All the Truth That's In Me is the story of Judith, a teenager who disappeared from her town four years ago. Her best friend went missing around the same time but was found murdered soon after. Judith, however, was gone without a trace. When she's returned, she's a changed person. Part of her tongue has been cut out - she cannot speak or tell her story. Instead of celebrating her return, the town rejects and ostracizes her. The town fears what it does not know. I promise you this - Judith will absolutely break your heart. You'll love her, but you'll also hurt for her.

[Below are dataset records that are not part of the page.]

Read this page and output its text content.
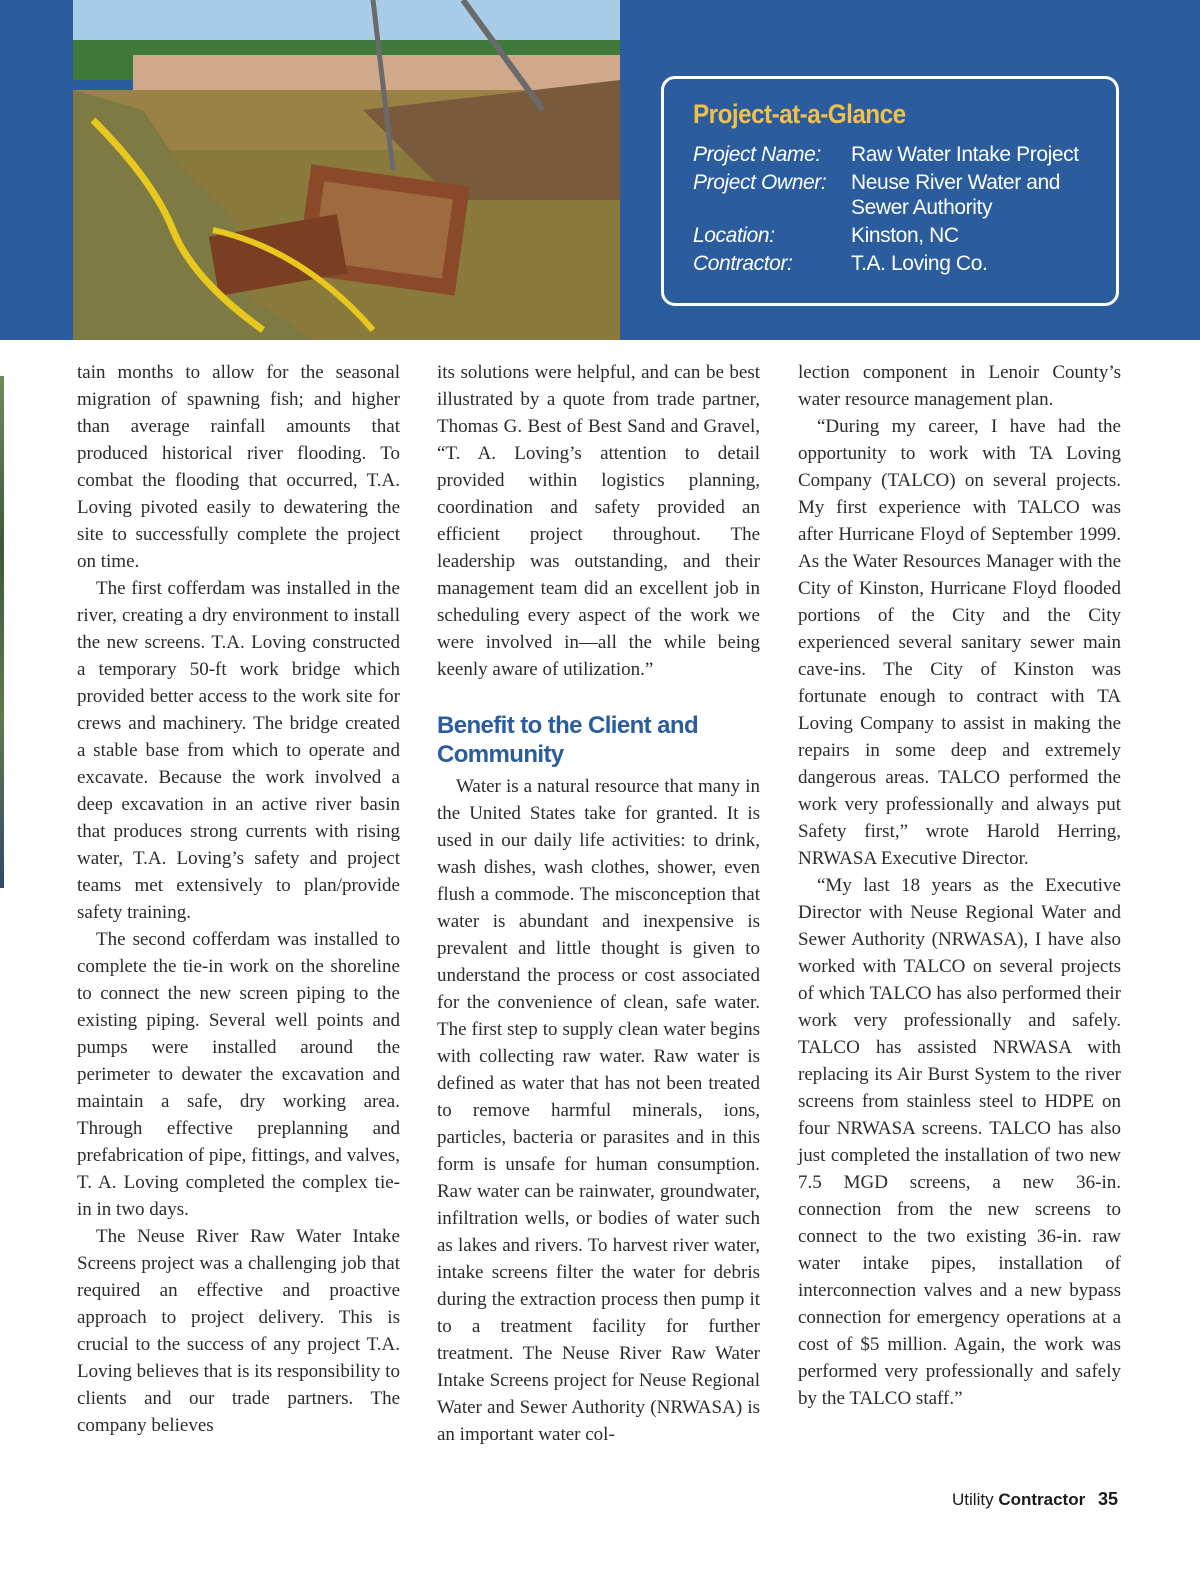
Project-at-a-Glance
Project Name:	Raw Water Intake Project
Project Owner:	Neuse River Water and
Sewer Authority
Location:	Kinston, NC
Contractor:	T.A. Loving Co.

tain months to allow for the seasonal migration of spawning fish; and higher than average rainfall amounts that produced historical river flooding. To combat the flooding that occurred, T.A. Loving pivoted easily to dewatering the site to successfully complete the project on time.

The first cofferdam was installed in the river, creating a dry environment to install the new screens. T.A. Loving constructed a temporary 50-ft work bridge which provided better access to the work site for crews and machinery. The bridge created a stable base from which to operate and excavate. Because the work involved a deep excavation in an active river basin that produces strong currents with rising water, T.A. Loving’s safety and project teams met extensively to plan/provide safety training.

The second cofferdam was installed to complete the tie-in work on the shoreline to connect the new screen piping to the existing piping. Several well points and pumps were installed around the perimeter to dewater the excavation and maintain a safe, dry working area. Through effective preplanning and prefabrication of pipe, fittings, and valves, T. A. Loving completed the complex tie-in in two days.

The Neuse River Raw Water Intake Screens project was a challenging job that required an effective and proactive approach to project delivery. This is crucial to the success of any project T.A. Loving believes that is its responsibility to clients and our trade partners. The company believes

its solutions were helpful, and can be best illustrated by a quote from trade partner, Thomas G. Best of Best Sand and Gravel, “T. A. Loving’s attention to detail provided within logistics planning, coordination and safety provided an efficient project throughout. The leadership was outstanding, and their management team did an excellent job in scheduling every aspect of the work we were involved in—all the while being keenly aware of utilization.”

Benefit to the Client and Community

Water is a natural resource that many in the United States take for granted. It is used in our daily life activities: to drink, wash dishes, wash clothes, shower, even flush a commode. The misconception that water is abundant and inexpensive is prevalent and little thought is given to understand the process or cost associated for the convenience of clean, safe water. The first step to supply clean water begins with collecting raw water. Raw water is defined as water that has not been treated to remove harmful minerals, ions, particles, bacteria or parasites and in this form is unsafe for human consumption. Raw water can be rainwater, groundwater, infiltration wells, or bodies of water such as lakes and rivers. To harvest river water, intake screens filter the water for debris during the extraction process then pump it to a treatment facility for further treatment. The Neuse River Raw Water Intake Screens project for Neuse Regional Water and Sewer Authority (NRWASA) is an important water col-

lection component in Lenoir County’s water resource management plan.

“During my career, I have had the opportunity to work with TA Loving Company (TALCO) on several projects. My first experience with TALCO was after Hurricane Floyd of September 1999. As the Water Resources Manager with the City of Kinston, Hurricane Floyd flooded portions of the City and the City experienced several sanitary sewer main cave-ins. The City of Kinston was fortunate enough to contract with TA Loving Company to assist in making the repairs in some deep and extremely dangerous areas. TALCO performed the work very professionally and always put Safety first,” wrote Harold Herring, NRWASA Executive Director.

“My last 18 years as the Executive Director with Neuse Regional Water and Sewer Authority (NRWASA), I have also worked with TALCO on several projects of which TALCO has also performed their work very professionally and safely. TALCO has assisted NRWASA with replacing its Air Burst System to the river screens from stainless steel to HDPE on four NRWASA screens. TALCO has also just completed the installation of two new 7.5 MGD screens, a new 36-in. connection from the new screens to connect to the two existing 36-in. raw water intake pipes, installation of interconnection valves and a new bypass connection for emergency operations at a cost of $5 million. Again, the work was performed very professionally and safely by the TALCO staff.”

Utility Contractor 35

One really huge thing that sets All the Truth That's In Me apart from so many other books I've read is that it's written in second person. I don't know if I've ever read a book written in this point-of-view, and if I have, it's been years since I did. Unable to speak, Judith is silently pouring out her heart and thoughts to the boy she's loved since she was a little girl - her childhood friend, Lucas. I actually loved that Judith was speaking directly to Lucas. Instead of distancing me from the book, it felt so personal and intimate. I connected to this girl and this boy in a way I never expected.
There was something so unique and original about the way this book was written. You could feel Judith's pain, heartbreak and longing. It takes a series of events to force Judith into an impossible choice: continue to keep quiet or finally tell her story, despite the lives (including hers) that will be forever changed because it. I found myself so invested in the story, wondering what decision Judith would make and if she'd ever be able to find a way to speak for herself.
This is historical fiction, but the time period is never totally clear. Based on some of the details, it seems as though it's set in a Puritan town. Judith references the boat they traveled in to reach America, and some of the customs felt like they would occur during that time period. There is, however, no real context for the story. I noticed some reviewers on Goodreads who were frustrated by this ambiguity, but it didn't bother me. Since Judith is talking directly to Lucas, it made sense to me that she wouldn't provide a lot of detail about the community around them. She doesn't need to spell it out for him because he lives there, too.
In my comment on Lauren's review, I noted: "I'm not typically drawn to stories like this - untold secrets and all that hidden pain." I know why I had that impression about this book, but it's really not that kind of story. The reason I don't usually like that kind of book is because I usually feel like the "secret" is used like a carrot that's supposed to propel you through the book. In this story, however, you get small revelations about what happened throughout. Because of the way Judith narrates, it makes complete and total sense why the story is told this way.
The way this story develops and the way Judith grows as a character just absolutely won me over. I started this book - curious but skeptical - but closed the page feeling so satisfied and so in love. This, for me, is the definition of a book that completely catches you off guard. I loved it, which was something I certainly didn't anticipate. Don't let the blurb or cover dissuade you from reading this book. It's emotional, lovely, haunting and such a wonderful book. The writing is so lyrical that I found myself re-reading passages over and over again just to savor their beauty.
Even when I love a book, I'm not typically the kind to push it on everyone. Listen, I'm pushing this one. You really NEED to read this book! You may be nervous or unsure of it, but I'm begging you to give it a chance. This was definitely one of the best surprises of 2013! And you better believe I'm buying a hard copy for my shelves.
"Then you appear, through the trees, guiding your mule as he pulls a tree limb. Like a soldier back from battle, you fill my vision. You're a flood, a baptism I'd forgotten, and the force of you leaves me breathless."